Audrey's Story opens the ImagineNATIVE Film Festival on Tuesday night and shines a compassionate light on the difficult path Audrey's family traveled to achieve that measure of justice. 

"They say that justice is blind, but when it comes to Indigenous people, there is no justice for us and I hope that that comes across," Banning said. "And I hope other Indigenous families see this film and realize that there is a resource for them to get their family answers."

Help for families of MMIWG

That resource is Ontario's Family Information Liaison Unit (FILU), created within the Ministry of the Attorney General. It is staffed by Indigenous community members who help families of missing and murdered indigenous women and girls access court documents, police investigations and coroner's reports. It also provides cultural support as families cope with what those documents reveal.

The film's director, Michelle Derosier, also had experience with the liaison unit before making Audrey's Story. A liaison worker helped Derosier look into the 1976 death of her own grandmother, near Dryden, Ont.

"I think about other families that they might find the courage, if they so wish, to ask questions and to know that they have a right to ask questions and they have a right to answers about what happened to their loved ones," she said. "It doesn't matter when, a lot of the cases are 30, 40, 50 years old or even older.That's such a long time of not knowing."

"Not knowing truths is very damaging, not only for Indigenous people but non-Indigenous people too," Derosier added. "We're starting to see that now, with Indigenous people and Black people and our relationship with the state, the police state. There's something very wrong."

In the film, the coroner and the police admit that racism played a role in their faulty initial investigations and false conclusions about the manner of Anderson's death. The investigation remains open and no one has ever been charged.

Banning sees a connection between what happened to her aunt and current events involving police and Indigenous peoples.

"It's us and them. Just take a look at what's happening in Nova Scotia right now with the Mi'kmaq and lobster fishing … and RCMP are standing by and just watching," she said. "How is that justice? How are we being protected? 

"This is our constitutional right to be on this land, to live on this land," Banning said. "And here's my aunt just trying to grow and thrive, at 19 years old, and she's taken, brutally and my family is left with no acknowledgement of their pain, no acknowledgement of the loss of their daughter, being treated like garbage."

Another path to justice

For now, there is a sense of justice in the police and coroner admitting they were wrong and acknowledging the pain they caused, Banning said. 
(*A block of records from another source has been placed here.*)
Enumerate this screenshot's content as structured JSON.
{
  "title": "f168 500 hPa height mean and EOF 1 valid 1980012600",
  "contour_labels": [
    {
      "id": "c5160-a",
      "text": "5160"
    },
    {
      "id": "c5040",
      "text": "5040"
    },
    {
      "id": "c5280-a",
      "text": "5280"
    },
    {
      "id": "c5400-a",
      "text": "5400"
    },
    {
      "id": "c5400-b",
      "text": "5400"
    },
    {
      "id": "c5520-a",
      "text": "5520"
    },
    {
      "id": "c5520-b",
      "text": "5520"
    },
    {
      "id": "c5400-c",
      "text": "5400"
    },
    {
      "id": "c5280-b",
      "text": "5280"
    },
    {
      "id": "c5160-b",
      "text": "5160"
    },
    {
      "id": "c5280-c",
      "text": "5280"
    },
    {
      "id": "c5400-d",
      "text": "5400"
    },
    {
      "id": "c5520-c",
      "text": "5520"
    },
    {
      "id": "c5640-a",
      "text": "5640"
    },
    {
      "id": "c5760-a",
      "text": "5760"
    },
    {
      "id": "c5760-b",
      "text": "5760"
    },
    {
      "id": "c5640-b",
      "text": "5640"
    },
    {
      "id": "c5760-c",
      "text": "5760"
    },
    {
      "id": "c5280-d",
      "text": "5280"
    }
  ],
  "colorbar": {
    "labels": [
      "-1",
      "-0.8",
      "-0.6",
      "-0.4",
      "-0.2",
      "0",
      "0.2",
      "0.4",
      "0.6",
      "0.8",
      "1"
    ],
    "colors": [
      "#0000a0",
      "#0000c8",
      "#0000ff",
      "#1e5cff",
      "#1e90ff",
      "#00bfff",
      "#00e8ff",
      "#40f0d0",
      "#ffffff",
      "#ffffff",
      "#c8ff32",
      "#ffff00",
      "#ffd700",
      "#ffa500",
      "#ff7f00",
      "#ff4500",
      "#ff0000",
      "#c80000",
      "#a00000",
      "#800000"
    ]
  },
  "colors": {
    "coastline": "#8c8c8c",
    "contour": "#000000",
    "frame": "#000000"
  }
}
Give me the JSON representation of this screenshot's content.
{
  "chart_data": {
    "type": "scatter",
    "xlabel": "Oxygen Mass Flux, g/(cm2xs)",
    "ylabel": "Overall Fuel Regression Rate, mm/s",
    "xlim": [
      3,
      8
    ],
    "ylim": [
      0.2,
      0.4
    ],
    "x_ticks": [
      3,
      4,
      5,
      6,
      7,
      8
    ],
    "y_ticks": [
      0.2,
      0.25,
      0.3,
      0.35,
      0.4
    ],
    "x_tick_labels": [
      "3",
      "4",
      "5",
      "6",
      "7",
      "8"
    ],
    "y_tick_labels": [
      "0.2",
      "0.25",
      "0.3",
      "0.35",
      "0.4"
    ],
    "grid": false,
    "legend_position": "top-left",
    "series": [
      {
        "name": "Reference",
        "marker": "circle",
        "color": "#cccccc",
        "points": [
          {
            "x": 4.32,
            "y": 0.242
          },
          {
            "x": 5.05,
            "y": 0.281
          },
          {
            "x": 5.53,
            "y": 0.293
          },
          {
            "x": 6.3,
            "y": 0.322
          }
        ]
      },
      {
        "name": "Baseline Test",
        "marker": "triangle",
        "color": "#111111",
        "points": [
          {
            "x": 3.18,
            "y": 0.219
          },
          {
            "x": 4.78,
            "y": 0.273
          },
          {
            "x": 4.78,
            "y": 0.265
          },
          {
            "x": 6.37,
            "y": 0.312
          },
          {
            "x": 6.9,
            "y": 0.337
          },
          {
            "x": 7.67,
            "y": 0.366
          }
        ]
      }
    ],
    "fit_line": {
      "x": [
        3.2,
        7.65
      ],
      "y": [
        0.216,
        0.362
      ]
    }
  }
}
In the film, Derosier also puts the focus on another way forward.

"When I started to talk to Jolene's family about Audrey, one of the first things that struck me was that she loved the land, [Audrey] had a relationship with the land and almost 50 years later, I see Jolene and she's nurturing that relationship," Derosier said as the two visited a lake at Fort William First Nation, just before the film's premier.

"So those things are part of our justice, that's part of how we are going to move forward," Derosier said. "That incredible power and love and sense of place that both Audrey and Jolene had and still have. That's it."

Then Banning flips the lens back to those who may be watching the film.

"Indigenous people are trying so hard, we're always learning the truth of our history, the truth of where we come from and how it came to be and I think it's about time the other side learned the truth as well," she said.

"It can't always be us learning and then teaching and then being denied that. I mean every inquiry we have, every report we have, we already know the truth. But the other side, the settlers, are refusing, or not wanting to learn," she added.

"I think that needs to change because this is all of our truths. This is Canada."